Working in close scientific collaboration, French and American researchers show that mechanisms at the origin of life also resemble mechanisms used by cancer cells to jeopardize life.
From the very first days on the pregnancy, the survival of the embryo depends on the placental cells that surround it and allow its implantation into the uterus. To allow this implantation, placental cells must develop specific capabilities: they migrate and invade tissues of the mother, while escaping her immune system, as it could reject and destroy the embryo. A research team at Institut Curie, working in France with teams at the French National Institute of Health and Medical Research (INSERM), the French National Center for Scientific Research (CNRS), Université Paris Descartes and Université Pierre et Marie Curie, as well as in the United States with a team at Massachusetts General Hospital and Harvard Medical School, studied placental cells to gain insight in the mechanisms underlying their astonishing capabilities. Among the 23,000 genes contained in each of our cells, these mechanisms – namely “epigenetic mechanisms” – select particular genes, which expression allow placental cells to support life. No life without harmonious operations within placental cells.
Intriguingly, these French and American researchers have shown that several mechanisms used by placental cells to play their role foreshadow mechanisms that could later be leveraged by cancer cells for migrating, invading organs and escaping immunity, thereby jeopardizing patients’ life.
This work that has just been featured in the scientific journal Epigenetics had been mainly conducted by a young scientist of Institut Curie, Dr. Akpéli Nordor, who has been commuting for the past three years between the Parisian labs of Dr. Thierry Fournier, a placenta expert, Pr. David Klatzmann, an immunology expert, and Pr. Dominique Bellet, a cancer expert, and the Bostonian lab of Dr. Martin Aryee, an expert big data analysis applied to epigenomics and genomics.

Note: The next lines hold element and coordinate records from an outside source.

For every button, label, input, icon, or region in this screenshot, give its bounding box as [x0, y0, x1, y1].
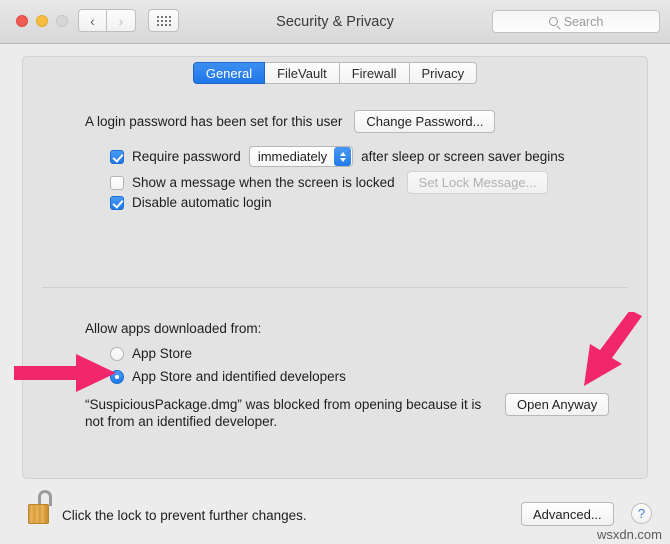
watermark-label: wsxdn.com: [596, 527, 662, 542]
identified-developers-label: App Store and identified developers: [132, 369, 346, 384]
security-privacy-window: ‹ › Security & Privacy Search General Fi…: [0, 0, 670, 544]
lock-icon[interactable]: [27, 490, 57, 526]
radio-row-identified-developers[interactable]: App Store and identified developers: [110, 369, 346, 384]
section-divider: [42, 287, 628, 288]
login-password-row: A login password has been set for this u…: [85, 110, 496, 133]
radio-row-app-store[interactable]: App Store: [110, 346, 192, 361]
open-anyway-button[interactable]: Open Anyway: [505, 393, 610, 416]
change-password-button[interactable]: Change Password...: [354, 110, 496, 133]
help-button[interactable]: ?: [631, 503, 652, 524]
chevron-updown-icon: [334, 147, 352, 166]
require-password-row: Require password immediately after sleep…: [110, 146, 565, 167]
require-password-suffix-label: after sleep or screen saver begins: [361, 149, 565, 164]
identified-developers-radio[interactable]: [110, 369, 124, 384]
disable-auto-login-checkbox[interactable]: [110, 195, 124, 210]
password-status-label: A login password has been set for this u…: [85, 114, 343, 129]
allow-apps-title: Allow apps downloaded from:: [85, 321, 262, 336]
require-password-checkbox[interactable]: [110, 149, 124, 164]
disable-auto-login-row: Disable automatic login: [110, 195, 272, 210]
show-lock-message-row: Show a message when the screen is locked…: [110, 171, 549, 194]
set-lock-message-button: Set Lock Message...: [406, 171, 549, 194]
show-lock-message-label: Show a message when the screen is locked: [132, 175, 395, 190]
lock-hint-label: Click the lock to prevent further change…: [62, 508, 307, 523]
disable-auto-login-label: Disable automatic login: [132, 195, 272, 210]
show-lock-message-checkbox[interactable]: [110, 175, 124, 190]
advanced-button[interactable]: Advanced...: [521, 502, 614, 526]
general-tab-content: A login password has been set for this u…: [0, 0, 670, 544]
app-store-label: App Store: [132, 346, 193, 361]
interval-value: immediately: [257, 149, 328, 164]
app-store-radio[interactable]: [110, 346, 124, 361]
require-password-label: Require password: [132, 149, 241, 164]
require-password-interval-select[interactable]: immediately: [248, 146, 354, 167]
blocked-app-message: “SuspiciousPackage.dmg” was blocked from…: [85, 397, 482, 429]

This pilot study opens exciting perspectives as it shows that research on placental cells can lead to new insights regarding cancer. In a clinical setting, studies performed on the placenta had already led to major discovery in oncology: one of the more striking example is the initial description in the placenta of programmed death-ligand 1 (PD-L1), a molecule targeted by immunotherapies that are currently revolutionizing the management of various cancers (1,2). In philosophical terms, the similarity between mechanisms used by placental cells, that support the very first steps of life, and cancer cells, that can jeopardize it, offers us an occasion for reflection on the value of human life and on its inherent fragility.
Noteworthy, the research program that led to the surprising results today has been funded since its inception not only by public institutions but also by private donors committed in supporting high risk research programs. This highlights once again the pivotal role of philanthropy in supporting audacious scientific programs (3-5).
(1) Couzin-Frankel J. « Breakthrough of the year 2013. Cancer immunotherapy. » Science, 2013.
(2) H. Dong et al. « B7-H1, a third member of the B7 family, co-stimulates T-cell proliferation and interleukin-10 secretion. » Nature Medicine, 1999.
(3) C. Leaf « Why We’re Losing the War on Cancer—and How to Win It. » Fortune, 9 mars 2004.
(4) G. Colata. « Grant System Leads Cancer Researchers to Play It Safe. » The New York Times, 28 juin 2009.
(5) A. Maxmen. « Taking risk to transform science. » Cell, 2009.
The early pregnancy placenta foreshadows DNA methylation alterations of solid tumors.
Nordor AV, Nehar-Belaid D, Richon S, Klatzmann D, Bellet D, Dangles-Marie V, Fournier T, Aryee MJ
Epigenetics. 2017 Jul 5:0. doi: 10.1080/15592294.2017.1342912.